Porthoustock lies within the Cornwall Area of Outstanding Natural Beauty (AONB). Almost a third of Cornwall has AONB designation, with the same status and protection as a National Park.

==History==
Porthoustock originated as a fishing hamlet. However, from the 1890s the village developed as a port for the local stone quarries. There has been quarrying activity in Porthoustock since the late 19th century. By the 1940s the quarries were owned by Amalgamated Roadstone and provided stone to build Cornwall's wartime airfields. Porthoustock survived a German bombing raid in November 1940 with no casualties.

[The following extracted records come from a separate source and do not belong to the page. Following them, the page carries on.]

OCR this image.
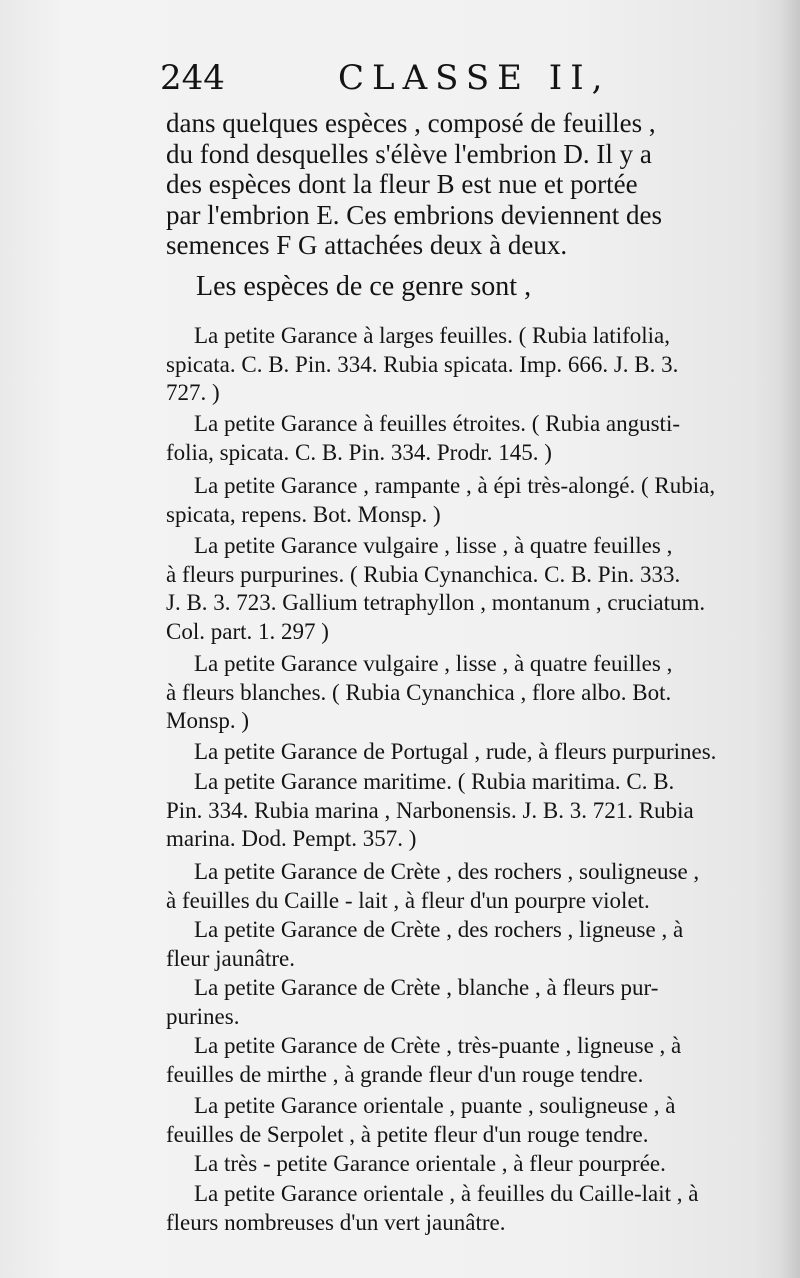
244	CLASSE II,
dans quelques espèces , composé de feuilles ,
du fond desquelles s'élève l'embrion D. Il y a
des espèces dont la fleur B est nue et portée
par l'embrion E. Ces embrions deviennent des
semences F G attachées deux à deux.
Les espèces de ce genre sont ,
La petite Garance à larges feuilles. ( Rubia latifolia,
spicata. C. B. Pin. 334. Rubia spicata. Imp. 666. J. B. 3.
727. )
La petite Garance à feuilles étroites. ( Rubia angusti-
folia, spicata. C. B. Pin. 334. Prodr. 145. )
La petite Garance , rampante , à épi très-alongé. ( Rubia,
spicata, repens. Bot. Monsp. )
La petite Garance vulgaire , lisse , à quatre feuilles ,
à fleurs purpurines. ( Rubia Cynanchica. C. B. Pin. 333.
J. B. 3. 723. Gallium tetraphyllon , montanum , cruciatum.
Col. part. 1. 297 )
La petite Garance vulgaire , lisse , à quatre feuilles ,
à fleurs blanches. ( Rubia Cynanchica , flore albo. Bot.
Monsp. )
La petite Garance de Portugal , rude, à fleurs purpurines.
La petite Garance maritime. ( Rubia maritima. C. B.
Pin. 334. Rubia marina , Narbonensis. J. B. 3. 721. Rubia
marina. Dod. Pempt. 357. )
La petite Garance de Crète , des rochers , souligneuse ,
à feuilles du Caille - lait , à fleur d'un pourpre violet.
La petite Garance de Crète , des rochers , ligneuse , à
fleur jaunâtre.
La petite Garance de Crète , blanche , à fleurs pur-
purines.
La petite Garance de Crète , très-puante , ligneuse , à
feuilles de mirthe , à grande fleur d'un rouge tendre.
La petite Garance orientale , puante , souligneuse , à
feuilles de Serpolet , à petite fleur d'un rouge tendre.
La très - petite Garance orientale , à fleur pourprée.
La petite Garance orientale , à feuilles du Caille-lait , à
fleurs nombreuses d'un vert jaunâtre.
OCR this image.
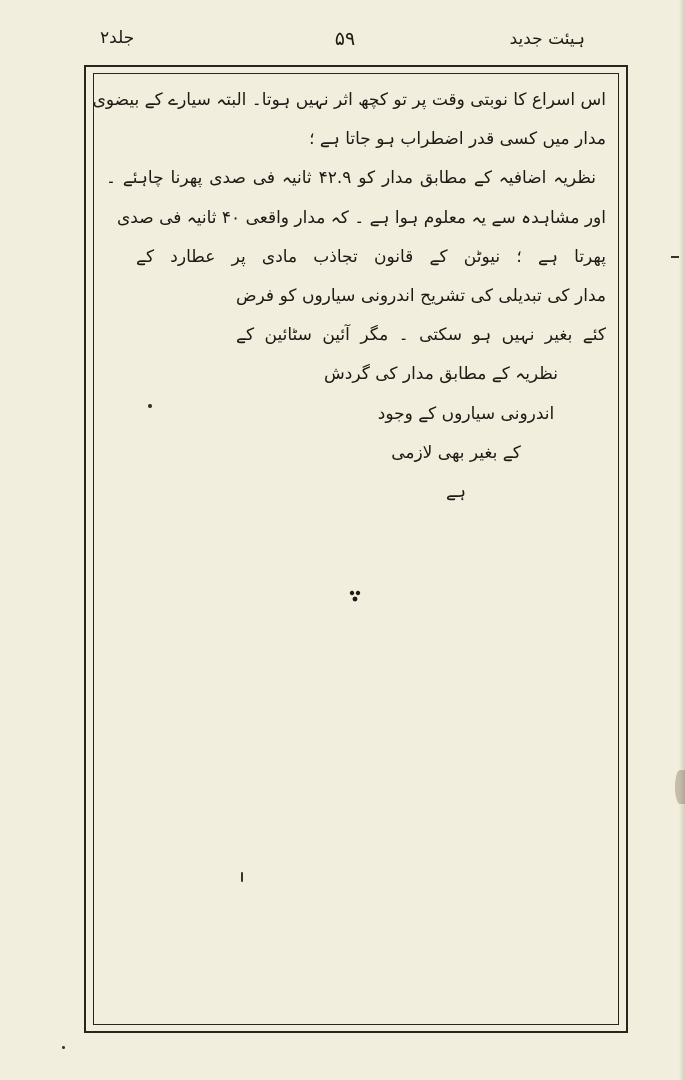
جلد۲	۵۹	ہیئت جدید
اس اسراع کا نوبتی وقت پر تو کچھ اثر نہیں ہوتا۔ البتہ سیارے کے بیضوی
مدار میں کسی قدر اضطراب ہو جاتا ہے ؛
نظریہ اضافیہ کے مطابق مدار کو ۴۲.۹ ثانیہ فی صدی پھرنا چاہئے ۔
اور مشاہدہ سے یہ معلوم ہوا ہے ۔ کہ مدار واقعی ۴۰ ثانیہ فی صدی
پھرتا ہے ؛ نیوٹن کے قانون تجاذب مادی پر عطارد کے
مدار کی تبدیلی کی تشریح اندرونی سیاروں کو فرض
کئے بغیر نہیں ہو سکتی ۔ مگر آئین سٹائین کے
نظریہ کے مطابق مدار کی گردش
اندرونی سیاروں کے وجود
کے بغیر بھی لازمی
ہے
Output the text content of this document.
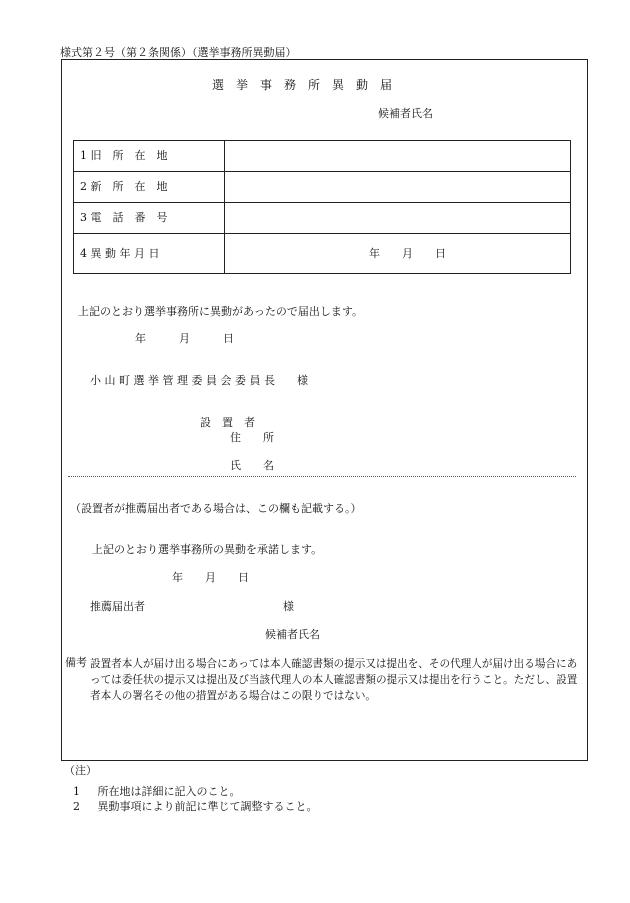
様式第２号（第２条関係）（選挙事務所異動届）
選　挙　事　務　所　異　動　届
候補者氏名
1 旧　所　在　地	
2 新　所　在　地	
3 電　話　番　号	
4 異 動 年 月 日	年　　月　　日
上記のとおり選挙事務所に異動があったので届出します。
年　　　月　　　日
小 山 町 選 挙 管 理 委 員 会 委 員 長　　様
設　置　者
住　　所
氏　　名
（設置者が推薦届出者である場合は、この欄も記載する。）
上記のとおり選挙事務所の異動を承諾します。
年　　月　　日
推薦届出者	様
候補者氏名
備考 設置者本人が届け出る場合にあっては本人確認書類の提示又は提出を、その代理人が届け出る場合にあっては委任状の提示又は提出及び当該代理人の本人確認書類の提示又は提出を行うこと。ただし、設置者本人の署名その他の措置がある場合はこの限りではない。
（注）
1 所在地は詳細に記入のこと。
2 異動事項により前記に準じて調整すること。
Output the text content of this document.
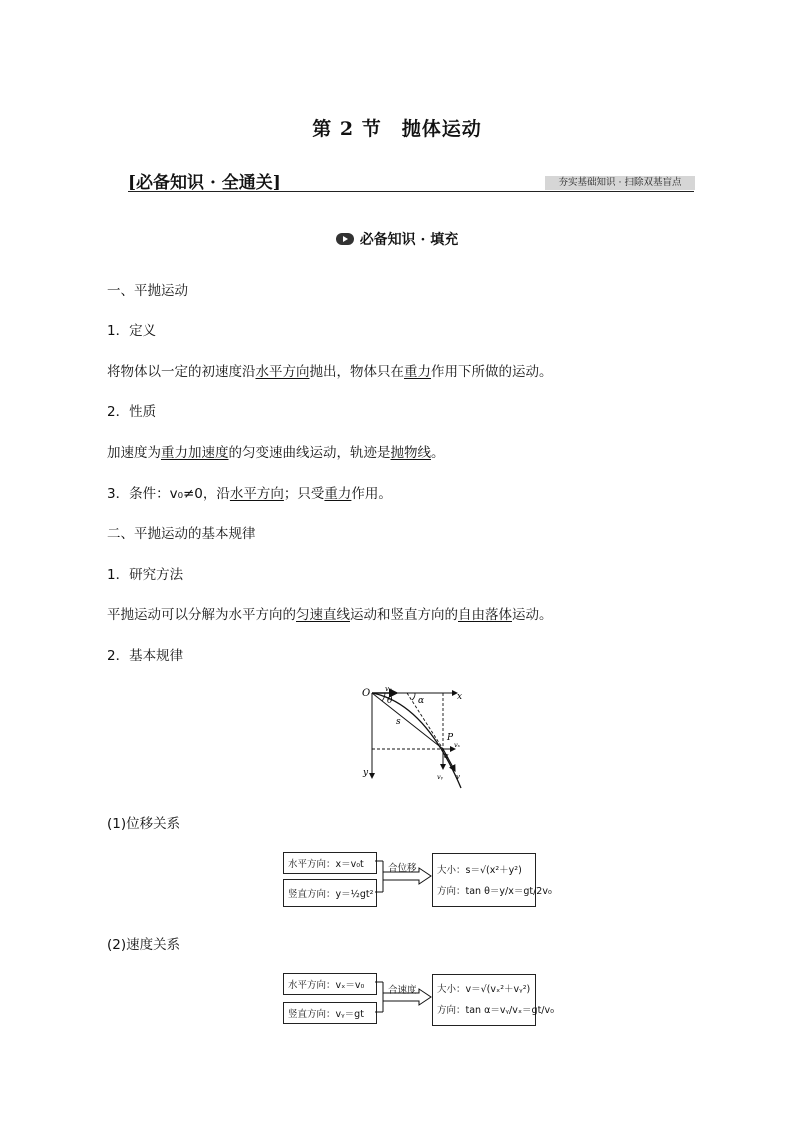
第 2 节　抛体运动
[必备知识 · 全通关]	夯实基础知识 · 扫除双基盲点
必备知识 · 填充
一、平抛运动
1．定义
将物体以一定的初速度沿水平方向抛出，物体只在重力作用下所做的运动。
2．性质
加速度为重力加速度的匀变速曲线运动，轨迹是抛物线。
3．条件：v₀≠0，沿水平方向；只受重力作用。
二、平抛运动的基本规律
1．研究方法
平抛运动可以分解为水平方向的匀速直线运动和竖直方向的自由落体运动。
2．基本规律
O	x
y
v₀
θ	α
s
P
vₓ
vᵧ v
α
(1)位移关系
水平方向：x＝v₀t
竖直方向：y＝½gt²
合位移	大小：s＝√(x²＋y²)
方向：tan θ＝y/x＝gt/2v₀
(2)速度关系
水平方向：vₓ＝v₀
竖直方向：vᵧ＝gt
合速度	大小：v＝√(vₓ²＋vᵧ²)
方向：tan α＝vᵧ/vₓ＝gt/v₀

Porthoustock's proximity to The Manacles, a set of treacherous rocks which extend about 1 nmi east and south-east of Manacle Point, has been the location for numerous shipwrecks. The Royal National Lifeboat Institution (RNLI) opened Porthoustock Lifeboat Station in 1869. On 14 October 1898 the lifeboat Charlotte was launched to aid the SS Mohegan which had lost its way and hit The Manacles. It had been carrying 97 crew and 60 other people; the lifeboat saved 44 and other boats brought 7 ashore but 106 drowned. Most of the recovered bodies were buried in a mass grave at St Keverne churchyard, marked by a granite cross. The station was closed in 1942 and has since become the village hall.

==Geology==
Fissures in the gabbro contain minerals such as analcite, epidote, hornblende, prehnite, pectolite, and calcite, some of which are rare. A gabbro tor, a natural rock formation, known as the Giant's Quoits stands on the cliffs above Porthoustock. The rocks once stood on Manacle Point but were moved to their current position in 1967 due to the expansion of the quarries. The cliffs and quarries to the south of the hamlet are designated as part of Coverack to Porthoustock SSSI (Site of Special Scientific Interest) for both their geological and biological interest.

==Economy==
Aram Resources' West of England Quarry is adjacent to Porthoustock village. The quarry works a dark green gabbro rock mass and has its own wharf allowing the loading of aggregates directly from the quarry to ships. The wharf is protected from the prevailing southwesterly Atlantic weather systems, ensuring minimal disruption to ship loading.

==Diving==
Porthoustock is a popular launching beach for divers en route to The Manacles and instruction in diving is available.

==Notable residents==
- Titanic survivor Mrs Annie Margaret Hold was born in Porthoustock.
- Porthoustock resident Margaret James, was jailed for twenty years in July 2006, for the 2004 murder of parish councillor Peter Solheim.